Failure Analysis of Large Components Using Rising Step Load and Residual Stress Analyses
Failure Analysis of Large Components Using Rising Step Load and Residual Stress Analyses
Thursday, March 17, 2022: 2:00 PM
103 (Pasadena Convention Center)
"Every failure could be stopped the next time". While it's common to focus on one cause, the reality is that most failures are influenced by several different variables. Metallurgical failure analysis is often combined with other assessments like stress testing and finite element analysis to more accurately confirm and understand why the failed part or system did not perform as expected. As the severity of failure occurs, the need for more detailed and quantitive testing increases. Often a full-scale or partial-scale model is built at substantial expense to evaluate failures believed to be from common mechanisms like hydrogen embrittlement or stress corrosion.
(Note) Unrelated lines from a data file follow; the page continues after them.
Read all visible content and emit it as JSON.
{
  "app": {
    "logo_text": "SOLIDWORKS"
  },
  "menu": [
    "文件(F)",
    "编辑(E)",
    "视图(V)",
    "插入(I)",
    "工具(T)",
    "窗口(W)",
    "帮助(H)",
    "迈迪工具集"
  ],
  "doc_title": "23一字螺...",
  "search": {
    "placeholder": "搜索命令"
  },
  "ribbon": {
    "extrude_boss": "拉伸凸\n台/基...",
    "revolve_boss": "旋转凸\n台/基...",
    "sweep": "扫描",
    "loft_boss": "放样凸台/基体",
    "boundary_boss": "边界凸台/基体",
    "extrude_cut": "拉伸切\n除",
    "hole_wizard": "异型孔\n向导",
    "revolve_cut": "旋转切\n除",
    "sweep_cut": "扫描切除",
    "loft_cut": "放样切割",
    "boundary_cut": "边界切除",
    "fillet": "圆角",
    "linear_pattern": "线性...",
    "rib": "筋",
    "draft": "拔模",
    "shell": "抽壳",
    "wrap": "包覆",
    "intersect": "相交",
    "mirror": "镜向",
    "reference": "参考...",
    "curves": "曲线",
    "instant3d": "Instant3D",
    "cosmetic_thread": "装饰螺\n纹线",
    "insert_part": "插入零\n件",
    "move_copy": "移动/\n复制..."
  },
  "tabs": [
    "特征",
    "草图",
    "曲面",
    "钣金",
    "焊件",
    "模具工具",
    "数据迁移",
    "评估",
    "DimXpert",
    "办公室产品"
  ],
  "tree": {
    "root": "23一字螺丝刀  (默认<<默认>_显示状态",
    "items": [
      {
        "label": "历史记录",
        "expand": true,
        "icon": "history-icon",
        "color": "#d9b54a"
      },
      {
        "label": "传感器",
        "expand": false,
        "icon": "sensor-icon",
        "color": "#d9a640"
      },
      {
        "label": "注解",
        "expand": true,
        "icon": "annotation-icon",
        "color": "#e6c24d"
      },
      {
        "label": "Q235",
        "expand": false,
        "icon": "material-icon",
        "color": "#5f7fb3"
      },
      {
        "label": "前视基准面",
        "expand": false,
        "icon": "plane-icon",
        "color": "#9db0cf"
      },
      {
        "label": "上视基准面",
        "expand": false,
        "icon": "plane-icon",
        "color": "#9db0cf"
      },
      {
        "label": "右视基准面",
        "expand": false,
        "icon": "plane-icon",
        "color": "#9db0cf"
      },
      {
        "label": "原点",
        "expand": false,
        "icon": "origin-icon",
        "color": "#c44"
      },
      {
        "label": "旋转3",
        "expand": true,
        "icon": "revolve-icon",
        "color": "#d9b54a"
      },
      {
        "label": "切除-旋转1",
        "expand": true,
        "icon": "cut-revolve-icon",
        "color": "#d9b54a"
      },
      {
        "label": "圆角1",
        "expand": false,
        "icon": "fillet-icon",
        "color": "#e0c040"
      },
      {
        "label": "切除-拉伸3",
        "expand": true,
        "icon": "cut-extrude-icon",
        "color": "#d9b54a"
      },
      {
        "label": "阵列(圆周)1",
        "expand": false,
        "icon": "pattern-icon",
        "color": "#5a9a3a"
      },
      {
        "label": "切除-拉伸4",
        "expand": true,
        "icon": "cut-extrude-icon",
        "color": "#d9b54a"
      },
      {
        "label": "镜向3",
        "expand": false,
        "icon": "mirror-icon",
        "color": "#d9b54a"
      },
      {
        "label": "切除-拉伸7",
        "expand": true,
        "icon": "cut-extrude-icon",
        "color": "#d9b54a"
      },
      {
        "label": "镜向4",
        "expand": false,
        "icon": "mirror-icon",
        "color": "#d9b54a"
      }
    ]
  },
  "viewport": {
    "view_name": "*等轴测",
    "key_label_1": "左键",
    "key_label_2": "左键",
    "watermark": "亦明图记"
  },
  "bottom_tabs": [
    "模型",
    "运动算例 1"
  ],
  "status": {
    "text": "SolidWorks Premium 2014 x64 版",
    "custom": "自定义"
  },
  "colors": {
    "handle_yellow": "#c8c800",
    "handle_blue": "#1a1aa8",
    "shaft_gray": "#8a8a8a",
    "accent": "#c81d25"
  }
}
If smaller-scale samples can be economically tested with good correlation, then many more failures could be quantitatively understood.
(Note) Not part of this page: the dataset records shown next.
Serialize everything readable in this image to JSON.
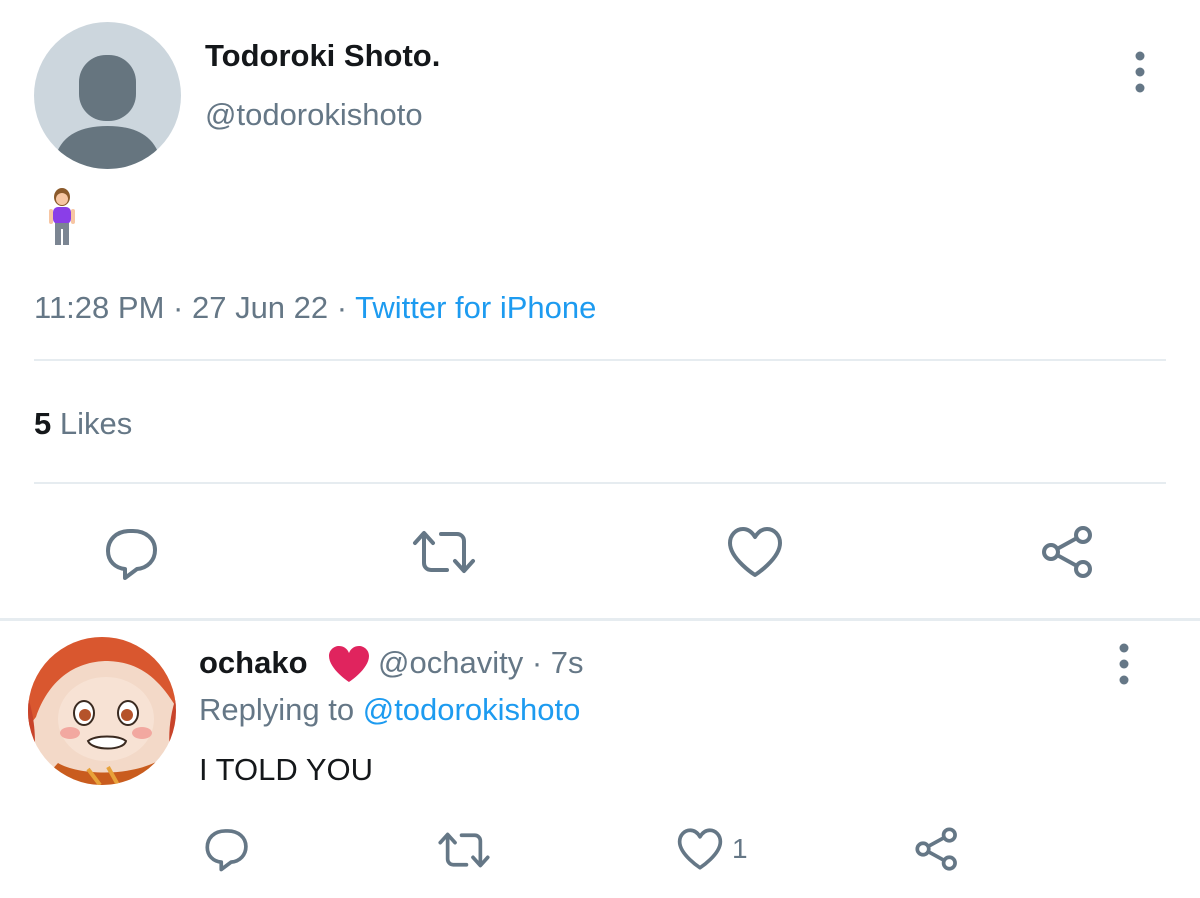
{
  "tweet": {
    "author": {
      "name": "Todoroki Shoto.",
      "handle": "@todorokishoto"
    },
    "content_emoji": "woman-standing-purple-shirt",
    "time": "11:28 PM",
    "separator": "·",
    "date": "27 Jun 22",
    "source": "Twitter for iPhone",
    "likes_count": "5",
    "likes_label": "Likes",
    "actions": [
      "reply-icon",
      "retweet-icon",
      "like-icon",
      "share-icon"
    ]
  },
  "reply": {
    "author": {
      "name": "ochako",
      "emoji": "red-heart",
      "handle": "@ochavity",
      "time_ago": "7s"
    },
    "meta_sep": "·",
    "replying_label": "Replying to",
    "replying_to": "@todorokishoto",
    "text": "I TOLD YOU",
    "like_count": "1",
    "actions": [
      "reply-icon",
      "retweet-icon",
      "like-icon",
      "share-icon"
    ]
  },
  "colors": {
    "primary_text": "#14171a",
    "secondary_text": "#657786",
    "link": "#1d9bf0",
    "divider": "#e6ecf0",
    "heart": "#e0245e"
  }
}
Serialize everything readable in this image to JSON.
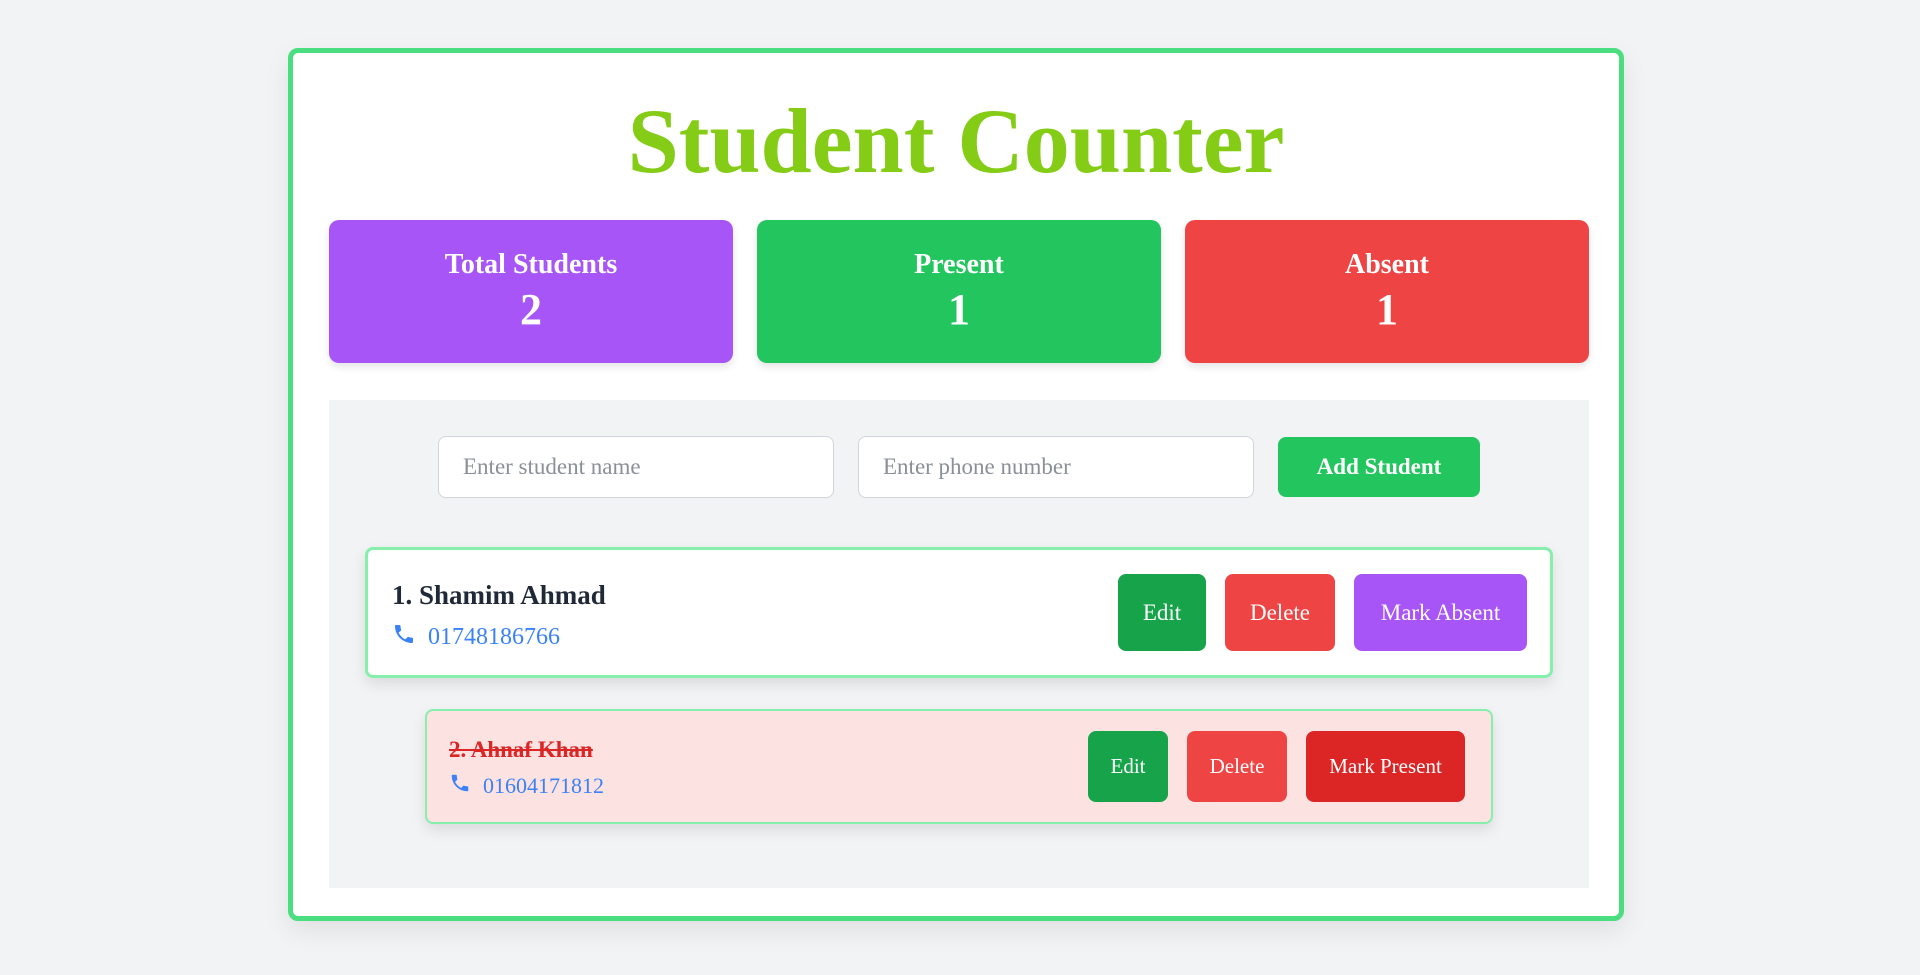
{
  "app": {
    "title": "Student Counter"
  },
  "stats": {
    "total": {
      "label": "Total Students",
      "value": "2",
      "color": "#a855f7"
    },
    "present": {
      "label": "Present",
      "value": "1",
      "color": "#22c55e"
    },
    "absent": {
      "label": "Absent",
      "value": "1",
      "color": "#ef4444"
    }
  },
  "form": {
    "name_input": {
      "placeholder": "Enter student name",
      "value": ""
    },
    "phone_input": {
      "placeholder": "Enter phone number",
      "value": ""
    },
    "add_label": "Add Student"
  },
  "students": [
    {
      "name": "1. Shamim Ahmad",
      "phone": "01748186766",
      "status": "present",
      "edit_label": "Edit",
      "delete_label": "Delete",
      "toggle_label": "Mark Absent"
    },
    {
      "name": "2. Ahnaf Khan",
      "phone": "01604171812",
      "status": "absent",
      "edit_label": "Edit",
      "delete_label": "Delete",
      "toggle_label": "Mark Present"
    }
  ],
  "colors": {
    "accent_title": "#84cc16",
    "card_border": "#4ade80",
    "phone_text": "#3b82f6",
    "absent_row_bg": "#fde2e2"
  },
  "icons": {
    "phone": "phone-icon"
  }
}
The rising step load method has been successfully used for analyzing failures due to many different common failures modes, including stress corrosion cracking and SSCC, hydrogen embrittlement, fatigue cracking, and corrosion fatigue. By varying environmental conditions such as temperature, chemistry, pH, and applied potential, many different failure modes can occur. Two very powerful methods to accurately understand how those conditions affect a specific failure are residual stress analysis and the rising step load method. These methods can be used to assess large components accurately and using similar environmental conditions. The use of RSL and stress analysis will be discussed in light of numerous large components and systems.